INL quickly produced a report, which cited a 2013 comparison by Mohan Doss of the LNT model against the radiation hormesis, as “[p]erhaps most significant for regulatory considerations.” Dr. Doss is a radiologist, not an epidemiologist. His article was published in the journal Dose-Reponse, which was founded in 2003 with Professor Calabrese as its editor-in-chief and focuses on hormesis advocacy. Contrary to what the INL report claims, Dr. Doss’ article is not a meta-analysis but rather an argument for radiation hormesis.

Doss starts by arguing at length that the atomic bomb survivors study would have shown a hormesis effect had it been compared with a control group that had a higher incidence of cancer. Doss even replotted the atomic bomb survivor data to show the result if such a control group were used. In fact, there are appropriate zero-dose control groups for the atomic bomb survivors study, including those who were away from the cities at the time of the bombings. When those control groups have been used in studies, they showed some non-linearity with dose for male cancers, but no hormesis effect.

At the same time, INL referenced but ignored the findings of two actual meta-analyses of low-dose studies: one by the National Council on Radiation Protection and Measurements and one by an international team of 16 cancer epidemiologists led by Michael Hauptmann and published in the Journal of the National Cancer Institute and partly funded by the National Cancer Institute, National Institutes of Health, and the Energy Department.

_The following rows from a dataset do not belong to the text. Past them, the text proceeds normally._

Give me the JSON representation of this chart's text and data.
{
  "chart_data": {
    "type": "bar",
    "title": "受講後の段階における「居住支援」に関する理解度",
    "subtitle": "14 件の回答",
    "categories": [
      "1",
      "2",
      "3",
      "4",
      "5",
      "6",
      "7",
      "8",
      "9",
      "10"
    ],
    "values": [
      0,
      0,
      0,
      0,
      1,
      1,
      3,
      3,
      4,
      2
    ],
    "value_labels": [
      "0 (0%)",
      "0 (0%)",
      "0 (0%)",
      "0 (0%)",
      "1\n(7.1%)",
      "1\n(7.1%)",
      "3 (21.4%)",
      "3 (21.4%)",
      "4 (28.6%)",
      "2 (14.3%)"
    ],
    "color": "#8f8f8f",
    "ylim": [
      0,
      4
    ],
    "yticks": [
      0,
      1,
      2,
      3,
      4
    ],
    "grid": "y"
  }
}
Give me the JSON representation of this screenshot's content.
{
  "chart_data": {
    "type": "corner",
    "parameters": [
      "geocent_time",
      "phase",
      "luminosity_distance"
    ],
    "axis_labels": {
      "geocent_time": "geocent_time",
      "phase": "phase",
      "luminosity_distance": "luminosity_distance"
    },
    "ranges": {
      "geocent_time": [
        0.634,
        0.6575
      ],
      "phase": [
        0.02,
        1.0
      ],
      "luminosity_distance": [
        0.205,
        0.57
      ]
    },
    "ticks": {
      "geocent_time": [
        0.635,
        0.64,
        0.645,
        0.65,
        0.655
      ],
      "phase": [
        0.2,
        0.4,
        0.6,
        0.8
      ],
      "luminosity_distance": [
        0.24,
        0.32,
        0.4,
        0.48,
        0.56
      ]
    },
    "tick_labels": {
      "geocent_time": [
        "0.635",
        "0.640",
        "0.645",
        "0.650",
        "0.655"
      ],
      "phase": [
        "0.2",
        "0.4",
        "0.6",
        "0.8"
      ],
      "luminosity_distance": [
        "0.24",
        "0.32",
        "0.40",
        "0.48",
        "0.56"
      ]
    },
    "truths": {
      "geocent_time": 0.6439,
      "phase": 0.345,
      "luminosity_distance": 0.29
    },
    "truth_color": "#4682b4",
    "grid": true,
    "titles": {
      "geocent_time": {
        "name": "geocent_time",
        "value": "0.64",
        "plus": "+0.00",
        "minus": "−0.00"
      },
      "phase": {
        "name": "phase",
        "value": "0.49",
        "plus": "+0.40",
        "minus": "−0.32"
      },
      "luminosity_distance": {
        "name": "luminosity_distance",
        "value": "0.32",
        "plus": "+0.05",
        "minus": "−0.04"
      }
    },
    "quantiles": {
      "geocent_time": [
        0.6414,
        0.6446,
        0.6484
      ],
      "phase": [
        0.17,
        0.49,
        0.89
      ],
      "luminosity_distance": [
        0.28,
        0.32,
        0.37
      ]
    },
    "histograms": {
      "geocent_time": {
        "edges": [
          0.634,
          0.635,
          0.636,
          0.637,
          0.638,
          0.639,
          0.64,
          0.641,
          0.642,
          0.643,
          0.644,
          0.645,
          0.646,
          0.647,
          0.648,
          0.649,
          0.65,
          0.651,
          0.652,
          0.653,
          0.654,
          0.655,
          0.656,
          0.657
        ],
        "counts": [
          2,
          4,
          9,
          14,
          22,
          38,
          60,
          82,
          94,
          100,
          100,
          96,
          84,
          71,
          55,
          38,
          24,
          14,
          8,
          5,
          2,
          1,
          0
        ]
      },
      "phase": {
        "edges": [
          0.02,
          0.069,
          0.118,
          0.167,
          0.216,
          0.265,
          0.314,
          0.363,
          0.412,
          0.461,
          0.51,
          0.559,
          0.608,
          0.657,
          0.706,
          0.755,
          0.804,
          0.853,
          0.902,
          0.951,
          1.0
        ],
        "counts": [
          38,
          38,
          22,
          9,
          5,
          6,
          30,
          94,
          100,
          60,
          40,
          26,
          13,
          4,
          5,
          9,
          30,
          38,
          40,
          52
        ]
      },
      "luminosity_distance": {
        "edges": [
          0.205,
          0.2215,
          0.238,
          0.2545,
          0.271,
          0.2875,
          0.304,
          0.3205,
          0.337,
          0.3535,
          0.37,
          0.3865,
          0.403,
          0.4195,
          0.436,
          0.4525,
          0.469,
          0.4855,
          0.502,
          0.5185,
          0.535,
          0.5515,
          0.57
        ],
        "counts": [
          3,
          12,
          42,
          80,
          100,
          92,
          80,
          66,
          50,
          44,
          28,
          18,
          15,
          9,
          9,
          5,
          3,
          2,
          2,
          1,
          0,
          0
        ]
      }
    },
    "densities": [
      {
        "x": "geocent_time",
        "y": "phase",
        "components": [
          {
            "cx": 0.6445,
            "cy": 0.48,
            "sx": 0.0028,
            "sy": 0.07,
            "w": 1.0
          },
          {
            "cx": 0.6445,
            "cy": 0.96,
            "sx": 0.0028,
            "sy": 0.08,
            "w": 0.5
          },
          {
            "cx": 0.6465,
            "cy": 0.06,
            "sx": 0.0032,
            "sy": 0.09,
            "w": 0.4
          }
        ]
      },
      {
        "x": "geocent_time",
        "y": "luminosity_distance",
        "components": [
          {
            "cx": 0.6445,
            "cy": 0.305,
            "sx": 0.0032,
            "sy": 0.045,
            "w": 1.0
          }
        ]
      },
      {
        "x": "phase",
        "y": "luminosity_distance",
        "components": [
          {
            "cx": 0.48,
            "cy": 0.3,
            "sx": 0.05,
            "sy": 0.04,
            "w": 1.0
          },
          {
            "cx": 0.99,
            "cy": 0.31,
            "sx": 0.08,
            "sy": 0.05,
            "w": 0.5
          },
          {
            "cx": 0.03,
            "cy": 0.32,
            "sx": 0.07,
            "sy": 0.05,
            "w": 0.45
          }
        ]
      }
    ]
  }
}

The National Council review concluded that “no alternative dose-response relationship appears more pragmatic or prudent for radiation protection purposes than the LNT model.” Hauptmann and colleagues found that “there is evidence of cancer risks from low-dose ionizing radiation.”

INL’s “reevaluation report” was quickly cited in a memorandum by the Department’s Undersecretaries of Science and Nuclear Security recommending that the Secretary of Energy “eliminate ALARA from all Department of Energy Directives and Regulations,” which he reportedly has done.

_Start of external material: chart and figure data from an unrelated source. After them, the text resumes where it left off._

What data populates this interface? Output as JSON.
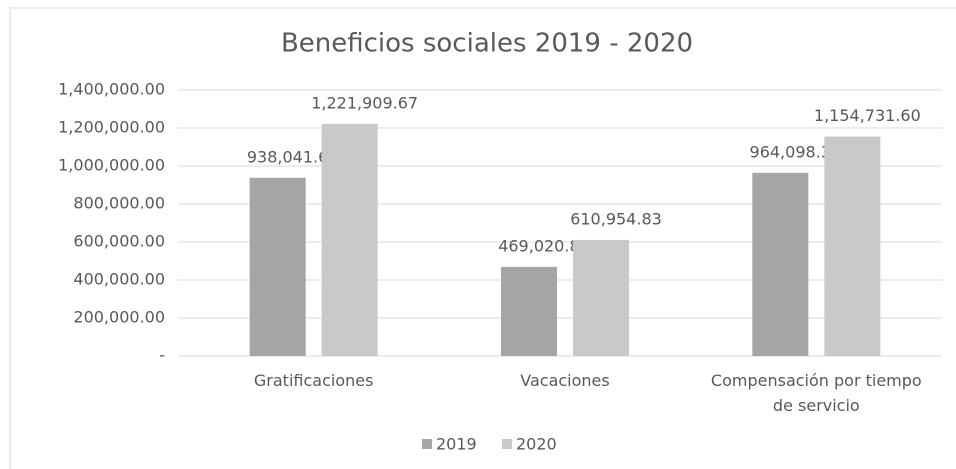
{
  "chart_data": {
    "type": "bar",
    "title": "Beneficios sociales 2019 - 2020",
    "categories": [
      "Gratificaciones",
      "Vacaciones",
      "Compensación por tiempo de servicio"
    ],
    "series": [
      {
        "name": "2019",
        "color": "#a5a5a5",
        "values": [
          938041.67,
          469020.83,
          964098.38
        ],
        "value_labels": [
          "938,041.67",
          "469,020.83",
          "964,098.38"
        ]
      },
      {
        "name": "2020",
        "color": "#c9c9c9",
        "values": [
          1221909.67,
          610954.83,
          1154731.6
        ],
        "value_labels": [
          "1,221,909.67",
          "610,954.83",
          "1,154,731.60"
        ]
      }
    ],
    "ylim": [
      0,
      1400000
    ],
    "yticks": [
      {
        "value": 0,
        "label": "-"
      },
      {
        "value": 200000,
        "label": "200,000.00"
      },
      {
        "value": 400000,
        "label": "400,000.00"
      },
      {
        "value": 600000,
        "label": "600,000.00"
      },
      {
        "value": 800000,
        "label": "800,000.00"
      },
      {
        "value": 1000000,
        "label": "1,000,000.00"
      },
      {
        "value": 1200000,
        "label": "1,200,000.00"
      },
      {
        "value": 1400000,
        "label": "1,400,000.00"
      }
    ],
    "grid": true,
    "legend": "bottom"
  }
}
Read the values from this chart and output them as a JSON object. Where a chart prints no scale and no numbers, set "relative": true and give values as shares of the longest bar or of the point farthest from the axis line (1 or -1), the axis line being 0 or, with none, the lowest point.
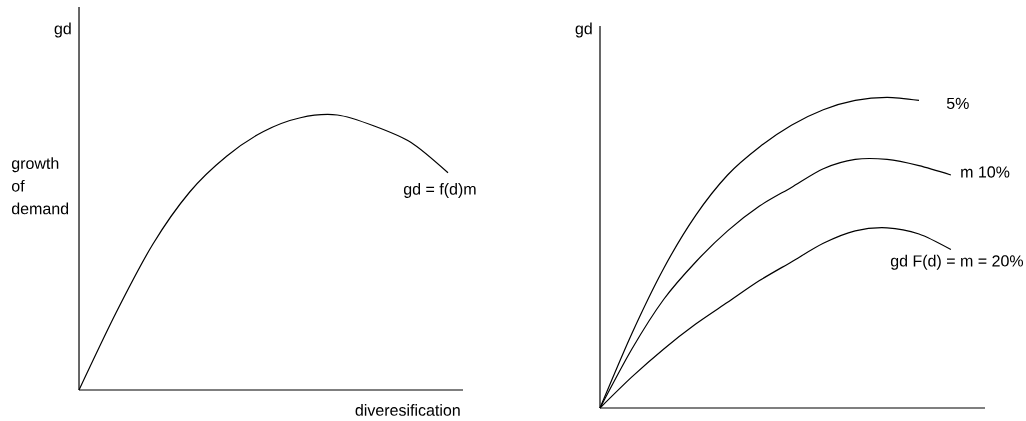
{
  "chart_data": [
    {
      "type": "line",
      "relative": true,
      "ylabel": "gd",
      "xlabel": "diveresification",
      "annotations": [
        "growth of demand"
      ],
      "categories": [
        null,
        null,
        null,
        null,
        null,
        null,
        null,
        null,
        null,
        null,
        null
      ],
      "series": [
        {
          "name": "gd = f(d)m",
          "color": "#000000",
          "values": [
            0,
            0.28,
            0.53,
            0.72,
            0.85,
            0.94,
            0.99,
            1,
            0.96,
            0.9,
            0.79
          ]
        }
      ]
    },
    {
      "type": "line",
      "relative": true,
      "ylabel": "gd",
      "categories": [
        null,
        null,
        null,
        null,
        null,
        null,
        null,
        null,
        null,
        null,
        null,
        null
      ],
      "series": [
        {
          "name": "5%",
          "color": "#000000",
          "values": [
            0,
            0.24,
            0.45,
            0.62,
            0.75,
            0.84,
            0.91,
            0.96,
            0.99,
            1,
            0.99,
            null
          ]
        },
        {
          "name": "m 10%",
          "color": "#000000",
          "values": [
            0,
            0.19,
            0.35,
            0.47,
            0.57,
            0.65,
            0.71,
            0.77,
            0.8,
            0.8,
            0.78,
            0.75
          ]
        },
        {
          "name": "gd F(d) = m = 20%",
          "color": "#000000",
          "values": [
            0,
            0.1,
            0.19,
            0.27,
            0.34,
            0.41,
            0.47,
            0.53,
            0.57,
            0.58,
            0.56,
            0.51
          ]
        }
      ]
    }
  ]
}
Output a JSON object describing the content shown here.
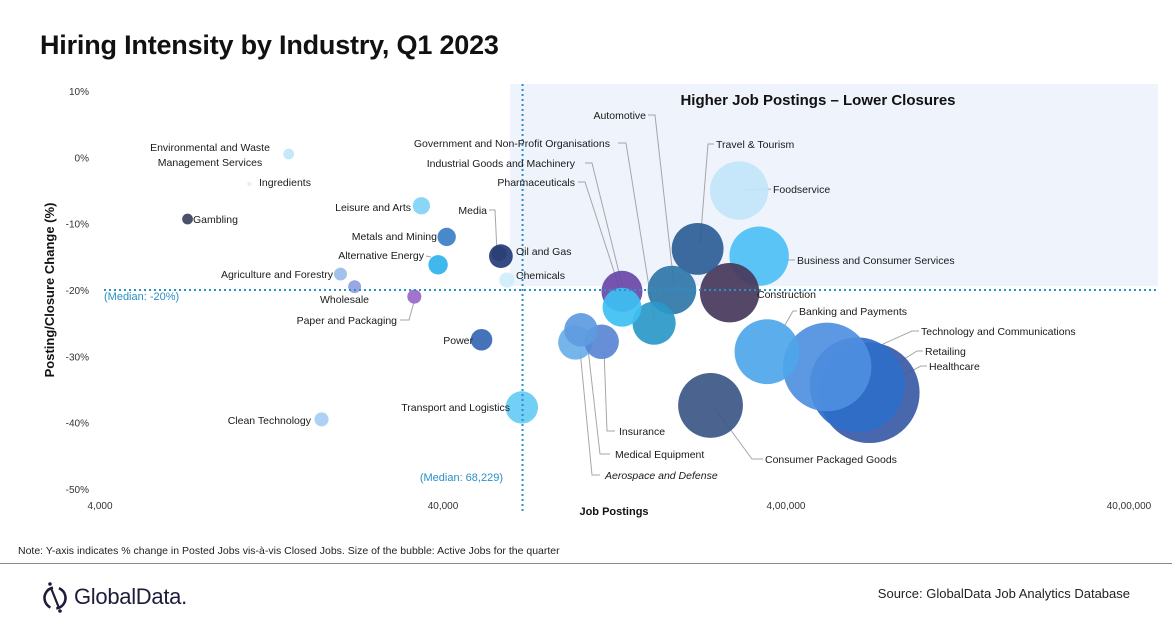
{
  "header": {
    "title": "Hiring Intensity by Industry, Q1 2023"
  },
  "footer": {
    "note": "Note: Y-axis indicates % change in Posted Jobs vis-à-vis Closed Jobs. Size of the bubble: Active Jobs for the quarter",
    "brand": "GlobalData.",
    "source": "Source: GlobalData Job Analytics Database"
  },
  "chart_data": {
    "type": "scatter",
    "subtype": "bubble",
    "title": "Hiring Intensity by Industry, Q1 2023",
    "xlabel": "Job Postings",
    "ylabel": "Posting/Closure Change (%)",
    "x_scale": "log",
    "xlim": [
      4000,
      4000000
    ],
    "ylim": [
      -50,
      10
    ],
    "x_ticks": [
      4000,
      40000,
      400000,
      4000000
    ],
    "x_tick_labels": [
      "4,000",
      "40,000",
      "4,00,000",
      "40,00,000"
    ],
    "y_ticks": [
      10,
      0,
      -10,
      -20,
      -30,
      -40,
      -50
    ],
    "y_tick_labels": [
      "10%",
      "0%",
      "-10%",
      "-20%",
      "-30%",
      "-40%",
      "-50%"
    ],
    "grid": false,
    "medians": {
      "x": 68229,
      "x_label": "(Median: 68,229)",
      "y": -20,
      "y_label": "(Median: -20%)"
    },
    "quadrant_label": "Higher Job Postings – Lower Closures",
    "quadrant": "top-right",
    "size_meaning": "Active Jobs for the quarter",
    "points": [
      {
        "name": "Environmental and Waste Management Services",
        "x": 14200,
        "y": 0.5,
        "size": 1.0,
        "color": "#bfe6fb"
      },
      {
        "name": "Ingredients",
        "x": 10900,
        "y": -4,
        "size": 0.4,
        "color": "#e6eef6"
      },
      {
        "name": "Gambling",
        "x": 7200,
        "y": -9.3,
        "size": 1.0,
        "color": "#3c4160"
      },
      {
        "name": "Leisure and Arts",
        "x": 34600,
        "y": -7.3,
        "size": 1.6,
        "color": "#7fd2f5"
      },
      {
        "name": "Metals and Mining",
        "x": 41000,
        "y": -12,
        "size": 1.7,
        "color": "#3a7fc4"
      },
      {
        "name": "Alternative Energy",
        "x": 38700,
        "y": -16.2,
        "size": 1.8,
        "color": "#2fb2ec"
      },
      {
        "name": "Media",
        "x": 58300,
        "y": -14.5,
        "size": 1.4,
        "color": "#2b3f74"
      },
      {
        "name": "Oil and Gas",
        "x": 59000,
        "y": -14.9,
        "size": 2.2,
        "color": "#243c78"
      },
      {
        "name": "Chemicals",
        "x": 61400,
        "y": -18.5,
        "size": 1.4,
        "color": "#cfeefb"
      },
      {
        "name": "Agriculture and Forestry",
        "x": 20100,
        "y": -17.6,
        "size": 1.2,
        "color": "#9bbce8"
      },
      {
        "name": "Wholesale",
        "x": 22100,
        "y": -19.5,
        "size": 1.2,
        "color": "#8f9fe0"
      },
      {
        "name": "Paper and Packaging",
        "x": 33000,
        "y": -21,
        "size": 1.3,
        "color": "#9a66c9"
      },
      {
        "name": "Power",
        "x": 51800,
        "y": -27.5,
        "size": 2.0,
        "color": "#3467b4"
      },
      {
        "name": "Clean Technology",
        "x": 17700,
        "y": -39.5,
        "size": 1.3,
        "color": "#a7ccf3"
      },
      {
        "name": "Transport and Logistics",
        "x": 67900,
        "y": -37.7,
        "size": 3.0,
        "color": "#66ccf5"
      },
      {
        "name": "Aerospace and Defense",
        "x": 97300,
        "y": -27.9,
        "size": 3.2,
        "color": "#6aaeea"
      },
      {
        "name": "Medical Equipment",
        "x": 101000,
        "y": -26,
        "size": 3.1,
        "color": "#5e9be0"
      },
      {
        "name": "Insurance",
        "x": 116000,
        "y": -27.8,
        "size": 3.2,
        "color": "#5a86d4"
      },
      {
        "name": "Pharmaceuticals",
        "x": 133000,
        "y": -20.2,
        "size": 3.8,
        "color": "#6a47a8"
      },
      {
        "name": "Industrial Goods and Machinery",
        "x": 133000,
        "y": -22.6,
        "size": 3.6,
        "color": "#3dc0f2"
      },
      {
        "name": "Government and Non-Profit Organisations",
        "x": 165000,
        "y": -25,
        "size": 4.0,
        "color": "#2a99c8"
      },
      {
        "name": "Automotive",
        "x": 186000,
        "y": -20,
        "size": 4.5,
        "color": "#2f76a8"
      },
      {
        "name": "Travel & Tourism",
        "x": 221000,
        "y": -13.8,
        "size": 4.8,
        "color": "#2c5d96"
      },
      {
        "name": "Foodservice",
        "x": 292000,
        "y": -5,
        "size": 5.4,
        "color": "#c2e5f8"
      },
      {
        "name": "Business and Consumer Services",
        "x": 334000,
        "y": -14.9,
        "size": 5.5,
        "color": "#4cc0f4"
      },
      {
        "name": "Construction",
        "x": 274000,
        "y": -20.4,
        "size": 5.5,
        "color": "#47375a"
      },
      {
        "name": "Banking and Payments",
        "x": 352000,
        "y": -29.3,
        "size": 6.0,
        "color": "#4ea6ea"
      },
      {
        "name": "Consumer Packaged Goods",
        "x": 241000,
        "y": -37.4,
        "size": 6.0,
        "color": "#3c5785"
      },
      {
        "name": "Technology and Communications",
        "x": 527000,
        "y": -31.6,
        "size": 8.2,
        "color": "#4f8fe0"
      },
      {
        "name": "Retailing",
        "x": 645000,
        "y": -34.3,
        "size": 8.8,
        "color": "#2f6ec9"
      },
      {
        "name": "Healthcare",
        "x": 700000,
        "y": -35.5,
        "size": 9.3,
        "color": "#3a5aa6"
      }
    ]
  }
}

In the absence of an objective ALARA cost-benefit analysis, future decisions on limiting doses from ionizing radiation to workers and the public from nuclear power operations will be determined in significant part by the relative political strengths of industry and regulators. Under the Trump administration, the industry clearly has the upper hand.

The Trump administration’s Environmental Protection Agency has recently made a similar decision that it will no longer take into account the health benefits from limiting air pollution. In 2024, the Biden administration announced new limits on fine particulate pollution from coal power plants and other facilities. Those regulations were justified by an estimate that, on average, 77 dollars in health benefits would result from each dollar spent by industry on emission reductions and that the regulations would save 4,500 lives per year.

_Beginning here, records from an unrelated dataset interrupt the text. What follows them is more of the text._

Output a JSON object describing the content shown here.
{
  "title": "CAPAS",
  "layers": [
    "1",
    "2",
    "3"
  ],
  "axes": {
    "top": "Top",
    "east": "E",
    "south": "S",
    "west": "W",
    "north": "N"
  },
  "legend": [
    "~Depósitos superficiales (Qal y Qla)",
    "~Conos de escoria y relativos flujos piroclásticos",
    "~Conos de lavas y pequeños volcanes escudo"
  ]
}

A climate reporter commented in the New York Times about the Trump administration’s decision to roll back the air-pollution regulation that, for over four decades, “different administrations have used different estimates of the monetary value of a human life in cost-benefit analyses. But until now, no administration has counted it as zero.”

Just as it did with air pollution rules, the Trump administration has now, in effect, set the value of American lives to zero in regulatory protections against nuclear-radiation-caused cancer.

The damage that will result from the evisceration of the Nuclear Regulatory Commission will not be immediate and may arguably turn out to be minor on the scale of the damage the Trump administration is doing in other policy areas. But public safety analysts and decision makers must keep track of the dismantlement of regulatory structures that have been built over generations. Hopefully, it will be possible to reconstruct some of them, with improvements where possible. In the meantime, however, the attacks of the Trump administration on public safety must be exposed.